Dos muitos marítimos (eram assim denominados os barqueiros que iam até ao estuário do Tejo, também denominado “Mar da Palha”) que viviam na região de Abrantes, presentemente só sei da existência de dois e já na casa dos noventa anos. Viveram nos barcos na sua juventude, mas cedo os abandonaram pois viam que a sua vida ali não tinha futuro, dada a pressão dos transportes rodoviários que se começava a fazer sentir. São eles Jacinto Abreu, cujas memórias já foram publicadas na revista Zahara n° 16 e Armando Ferreira com uma vida que também daria origem a um recheado livro de memórias.
Este último nasceu no dia de Natal de 1922 e só frequentou a escola até à terceira classe, pois, com apenas oito anos, o pai achou que ele já dava jeito para ajudar no barco, fazendo então pequenos recados ou ajudando na cozinha, onde os alimentos eram confecionados em fogareiros a carvão. Como bons barqueiros que eram, um prato muito comum era a caldeirada. Levavam de casa os ingredientes precisos e a água utilizada era a que estava mais à mão, ou seja, a do Tejo, que também servia para beber e como o rio não estava poluído na altura, não consta que alguém tivesse por isso ficado doente, até diziam que tinha propriedades curativas, sobretudo para a pele e para o estômago.

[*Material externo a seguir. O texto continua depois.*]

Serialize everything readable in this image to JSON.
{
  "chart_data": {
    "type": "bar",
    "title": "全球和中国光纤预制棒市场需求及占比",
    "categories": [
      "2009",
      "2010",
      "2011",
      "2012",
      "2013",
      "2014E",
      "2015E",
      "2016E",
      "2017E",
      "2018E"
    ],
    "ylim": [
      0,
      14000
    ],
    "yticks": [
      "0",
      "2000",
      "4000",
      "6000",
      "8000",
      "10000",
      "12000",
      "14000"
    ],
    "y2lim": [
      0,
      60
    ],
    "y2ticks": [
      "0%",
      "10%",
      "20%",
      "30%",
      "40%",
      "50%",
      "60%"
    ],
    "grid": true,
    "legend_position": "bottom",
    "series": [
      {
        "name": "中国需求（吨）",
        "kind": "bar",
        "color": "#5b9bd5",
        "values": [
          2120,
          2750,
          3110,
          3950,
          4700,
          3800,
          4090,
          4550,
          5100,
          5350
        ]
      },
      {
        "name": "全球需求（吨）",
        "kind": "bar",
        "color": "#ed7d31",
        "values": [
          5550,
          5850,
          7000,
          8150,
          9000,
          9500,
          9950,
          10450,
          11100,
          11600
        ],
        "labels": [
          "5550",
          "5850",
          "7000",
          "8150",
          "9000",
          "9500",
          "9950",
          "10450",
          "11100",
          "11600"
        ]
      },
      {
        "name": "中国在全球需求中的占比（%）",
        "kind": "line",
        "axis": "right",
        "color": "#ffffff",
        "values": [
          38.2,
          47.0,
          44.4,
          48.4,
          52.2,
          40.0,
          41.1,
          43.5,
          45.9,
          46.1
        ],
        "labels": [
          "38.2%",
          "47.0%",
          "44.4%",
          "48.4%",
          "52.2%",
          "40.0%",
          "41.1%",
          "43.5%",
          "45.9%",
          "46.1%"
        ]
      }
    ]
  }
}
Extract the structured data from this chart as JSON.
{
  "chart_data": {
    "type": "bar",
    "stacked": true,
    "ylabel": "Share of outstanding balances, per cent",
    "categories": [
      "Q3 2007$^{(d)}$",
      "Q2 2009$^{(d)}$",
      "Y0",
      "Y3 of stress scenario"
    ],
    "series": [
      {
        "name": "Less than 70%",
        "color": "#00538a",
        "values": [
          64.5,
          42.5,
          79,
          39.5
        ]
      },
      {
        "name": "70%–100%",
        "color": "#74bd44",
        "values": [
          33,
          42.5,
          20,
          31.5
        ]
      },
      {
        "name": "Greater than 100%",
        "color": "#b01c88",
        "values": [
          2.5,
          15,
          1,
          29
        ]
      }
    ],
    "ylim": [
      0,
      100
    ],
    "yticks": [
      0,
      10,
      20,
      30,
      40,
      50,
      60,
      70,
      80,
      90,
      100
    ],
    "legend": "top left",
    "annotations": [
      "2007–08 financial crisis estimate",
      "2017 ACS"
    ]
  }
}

Barcos carregados de cortiça, no Rossio ao Sul do Tejo. Espólio de Jacinto Abreu (AHA)
Com os anos as forças do jovem Armando foram crescendo e com elas foi crescendo também a complexidade das tarefas que lhe eram atribuídas. O barco do pai era um varino movido a velas, ou então a remos quando o tempo era de calmaria. A deslocação em sentido descendente era mais fácil, pois havia a ajuda da corrente, mas no regresso, em contracorrente, o barco tinha frequentemente de ser puxado à vara, tarefa dura que deixava marcas no corpo e na alma. O senhor Armando, mesmo hoje e já passaram mais de setenta anos, ainda conserva calos no peito, resultantes da pressão da vara, quando com ela deslocava a água do rio para impulsionar o movimento do barco.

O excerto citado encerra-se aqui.